Même si les paiements sont de plus en plus effectués sans espèces, la plupart des Suisses restent attachés au maintien de l’argent liquide comme moyen de paiement. Le droit en vigueur prévoit déjà que la BNS assure l’approvisionnement en numéraire et que le franc est la monnaie suisse. Néanmoins, le «Mouvement de liberté suisse» a déposé une initiative intitulée «Oui à une monnaie suisse libre et indépendante sous forme de pièces ou de billets (l’argent liquide, c’est la liberté)», qui a officiellement abouti le 9 mars 2023, et sur laquelle nous voterons le 8 mars prochain. L’initiative vise à inscrire dans la Constitution la disponibilité de l’argent liquide et la reconnaissance du franc comme monnaie suisse. Elle prévoit en particulier que la Confédération veille à ce que les pièces de monnaie et billets de banque soient toujours disponibles en quantité suffisante, et que tout remplacement du franc suisse soit obligatoirement soumis au vote du peuple et des cantons, selon la règle de la double majorité.
Le Conseil fédéral ainsi que le Parlement rejettent le texte de l’initiative. Ils lui opposent un contre-projet qui repose sur des dispositions tirées du droit en vigueur. Cette donne complique quelque peu le vote: l’initiative ainsi que le contre-projet feront l’objet de votes distincts, chacun pouvant être approuvé ou rejeté indépendamment de l’autre. En cas d’acceptation des deux textes, la question subsidiaire tranchera lequel des deux entrera en vigueur. La différence tient principalement à la compétence de pérenniser l’approvisionnement en billets et en pièces: le contre-projet maintient la responsabilité au niveau de la Banque nationale suisse, sans la transférer à la Confédération. L’Administration fédérale indique que «ni l’initiative populaire ni le contre-projet n’auraient de conséquences pratiques. Ils n’engendreraient ni nouvelles tâches ni coûts supplémentaires.»

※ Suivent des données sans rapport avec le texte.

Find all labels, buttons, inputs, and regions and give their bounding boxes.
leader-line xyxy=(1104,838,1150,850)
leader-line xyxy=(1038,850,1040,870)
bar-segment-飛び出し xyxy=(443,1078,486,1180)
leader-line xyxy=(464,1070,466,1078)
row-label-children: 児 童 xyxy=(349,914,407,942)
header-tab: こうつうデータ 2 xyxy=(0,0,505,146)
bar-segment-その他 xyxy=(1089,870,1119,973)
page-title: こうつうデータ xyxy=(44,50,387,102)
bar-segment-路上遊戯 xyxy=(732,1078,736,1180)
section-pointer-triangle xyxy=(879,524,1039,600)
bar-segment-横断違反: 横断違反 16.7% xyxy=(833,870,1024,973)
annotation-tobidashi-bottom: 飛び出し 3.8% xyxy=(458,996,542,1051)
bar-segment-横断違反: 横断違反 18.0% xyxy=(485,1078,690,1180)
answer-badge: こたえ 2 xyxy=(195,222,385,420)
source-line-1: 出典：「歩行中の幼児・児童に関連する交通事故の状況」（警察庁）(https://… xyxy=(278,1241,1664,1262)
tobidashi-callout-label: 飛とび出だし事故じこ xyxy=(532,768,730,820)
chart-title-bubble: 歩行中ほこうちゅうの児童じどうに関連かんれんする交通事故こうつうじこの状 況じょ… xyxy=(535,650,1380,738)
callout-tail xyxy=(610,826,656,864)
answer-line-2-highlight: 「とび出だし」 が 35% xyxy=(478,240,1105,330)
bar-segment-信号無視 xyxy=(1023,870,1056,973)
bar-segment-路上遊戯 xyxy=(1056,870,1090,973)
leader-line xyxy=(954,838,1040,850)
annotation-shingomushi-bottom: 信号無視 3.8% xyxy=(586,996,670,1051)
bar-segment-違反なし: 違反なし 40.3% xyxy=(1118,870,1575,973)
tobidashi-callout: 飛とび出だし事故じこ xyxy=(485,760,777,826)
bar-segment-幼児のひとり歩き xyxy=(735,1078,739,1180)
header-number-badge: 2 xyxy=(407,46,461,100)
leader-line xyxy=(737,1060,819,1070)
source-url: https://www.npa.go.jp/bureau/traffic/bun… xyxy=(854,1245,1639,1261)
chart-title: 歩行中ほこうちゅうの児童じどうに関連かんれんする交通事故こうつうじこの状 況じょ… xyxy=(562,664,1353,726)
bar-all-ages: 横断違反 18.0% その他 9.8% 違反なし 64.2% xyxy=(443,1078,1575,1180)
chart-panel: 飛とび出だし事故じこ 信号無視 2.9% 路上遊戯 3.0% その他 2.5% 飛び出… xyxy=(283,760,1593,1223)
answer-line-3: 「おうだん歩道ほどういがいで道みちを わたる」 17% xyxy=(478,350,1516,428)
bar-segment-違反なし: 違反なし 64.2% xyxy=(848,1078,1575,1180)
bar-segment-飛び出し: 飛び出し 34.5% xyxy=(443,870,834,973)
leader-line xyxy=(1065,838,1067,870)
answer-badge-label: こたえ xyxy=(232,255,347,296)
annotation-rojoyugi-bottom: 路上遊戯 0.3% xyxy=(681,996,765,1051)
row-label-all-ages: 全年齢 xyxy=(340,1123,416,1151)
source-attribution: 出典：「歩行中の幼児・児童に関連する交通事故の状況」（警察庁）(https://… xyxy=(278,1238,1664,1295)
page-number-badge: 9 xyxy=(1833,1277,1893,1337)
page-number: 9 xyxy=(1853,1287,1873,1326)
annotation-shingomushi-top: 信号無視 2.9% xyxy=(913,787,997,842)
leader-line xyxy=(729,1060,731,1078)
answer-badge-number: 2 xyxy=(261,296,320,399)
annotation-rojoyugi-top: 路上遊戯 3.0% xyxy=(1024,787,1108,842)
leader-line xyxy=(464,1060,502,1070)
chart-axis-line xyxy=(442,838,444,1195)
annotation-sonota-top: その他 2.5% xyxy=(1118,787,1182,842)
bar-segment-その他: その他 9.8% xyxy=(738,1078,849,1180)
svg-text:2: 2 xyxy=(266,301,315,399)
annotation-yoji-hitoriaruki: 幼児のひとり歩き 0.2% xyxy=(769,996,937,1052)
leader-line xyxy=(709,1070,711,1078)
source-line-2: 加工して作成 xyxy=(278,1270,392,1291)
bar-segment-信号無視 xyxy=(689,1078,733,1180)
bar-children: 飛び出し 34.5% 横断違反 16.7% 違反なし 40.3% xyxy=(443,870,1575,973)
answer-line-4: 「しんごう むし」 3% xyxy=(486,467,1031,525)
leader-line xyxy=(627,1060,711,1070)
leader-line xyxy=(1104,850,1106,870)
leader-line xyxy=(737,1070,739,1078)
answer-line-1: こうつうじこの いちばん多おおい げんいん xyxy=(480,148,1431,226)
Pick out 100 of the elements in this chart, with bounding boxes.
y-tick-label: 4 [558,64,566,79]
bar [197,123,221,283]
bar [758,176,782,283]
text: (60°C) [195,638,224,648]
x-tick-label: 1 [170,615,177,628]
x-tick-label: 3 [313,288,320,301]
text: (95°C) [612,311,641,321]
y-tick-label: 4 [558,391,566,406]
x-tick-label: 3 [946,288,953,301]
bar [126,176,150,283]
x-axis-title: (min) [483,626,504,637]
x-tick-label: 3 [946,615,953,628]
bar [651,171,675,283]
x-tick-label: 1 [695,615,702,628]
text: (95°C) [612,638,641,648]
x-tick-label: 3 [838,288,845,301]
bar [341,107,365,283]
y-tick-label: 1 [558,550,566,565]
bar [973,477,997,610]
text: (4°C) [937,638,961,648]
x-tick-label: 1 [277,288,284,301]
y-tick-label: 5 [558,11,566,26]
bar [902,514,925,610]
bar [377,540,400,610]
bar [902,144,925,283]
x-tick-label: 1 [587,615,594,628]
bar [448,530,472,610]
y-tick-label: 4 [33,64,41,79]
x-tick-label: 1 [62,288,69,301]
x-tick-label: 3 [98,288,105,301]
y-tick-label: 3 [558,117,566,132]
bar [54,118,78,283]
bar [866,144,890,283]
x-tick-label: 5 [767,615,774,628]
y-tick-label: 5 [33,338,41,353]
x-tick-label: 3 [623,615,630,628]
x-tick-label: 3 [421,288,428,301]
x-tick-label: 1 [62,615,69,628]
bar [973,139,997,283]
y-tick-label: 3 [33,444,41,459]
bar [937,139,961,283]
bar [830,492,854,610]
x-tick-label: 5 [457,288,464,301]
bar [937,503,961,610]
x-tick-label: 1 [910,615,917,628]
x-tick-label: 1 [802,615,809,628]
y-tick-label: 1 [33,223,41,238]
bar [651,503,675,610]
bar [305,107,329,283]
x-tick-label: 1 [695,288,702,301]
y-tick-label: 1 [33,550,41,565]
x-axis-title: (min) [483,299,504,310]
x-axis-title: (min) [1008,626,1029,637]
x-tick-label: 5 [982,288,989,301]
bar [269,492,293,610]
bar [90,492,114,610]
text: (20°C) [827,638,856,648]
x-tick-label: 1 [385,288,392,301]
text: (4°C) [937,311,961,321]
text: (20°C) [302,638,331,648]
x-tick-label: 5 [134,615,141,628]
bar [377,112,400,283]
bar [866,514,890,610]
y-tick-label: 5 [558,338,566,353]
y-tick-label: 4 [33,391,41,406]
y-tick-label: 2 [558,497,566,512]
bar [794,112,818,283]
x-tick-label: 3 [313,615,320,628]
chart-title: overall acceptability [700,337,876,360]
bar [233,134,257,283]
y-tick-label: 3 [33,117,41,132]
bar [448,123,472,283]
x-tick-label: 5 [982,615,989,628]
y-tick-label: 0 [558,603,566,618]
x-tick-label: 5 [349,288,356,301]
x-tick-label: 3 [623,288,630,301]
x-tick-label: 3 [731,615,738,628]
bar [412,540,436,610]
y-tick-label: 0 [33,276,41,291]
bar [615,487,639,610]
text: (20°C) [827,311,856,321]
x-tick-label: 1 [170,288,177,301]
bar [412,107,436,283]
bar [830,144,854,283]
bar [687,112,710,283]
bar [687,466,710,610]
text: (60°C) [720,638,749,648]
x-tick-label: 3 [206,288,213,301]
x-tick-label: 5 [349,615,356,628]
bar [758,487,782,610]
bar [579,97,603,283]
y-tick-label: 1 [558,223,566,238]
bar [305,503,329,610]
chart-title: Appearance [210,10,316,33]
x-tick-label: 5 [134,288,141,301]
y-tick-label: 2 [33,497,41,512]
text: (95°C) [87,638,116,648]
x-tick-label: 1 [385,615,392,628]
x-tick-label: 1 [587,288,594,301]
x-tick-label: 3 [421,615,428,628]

L’électeur se retrouve devant un bulletin de vote portant sur une initiative et son contre-projet qui n’ont, de l’aveu de l’Administration, pas de conséquences pratiques.
A noter que les mêmes initiants ne sont pas parvenus à réunir le nombre de signatures nécessaires pour leur autre initiative sur le même thème, intitulée «Qui veut payer en argent liquide doit pouvoir le faire!», qui voulait forcer l’acceptation d’espèces dans les transports publics et les petits points de vente. Cela pousse l’auteur de ces lignes à se demander si la question de l’argent liquide est aussi brûlante que ne le laissent entendre les initiants.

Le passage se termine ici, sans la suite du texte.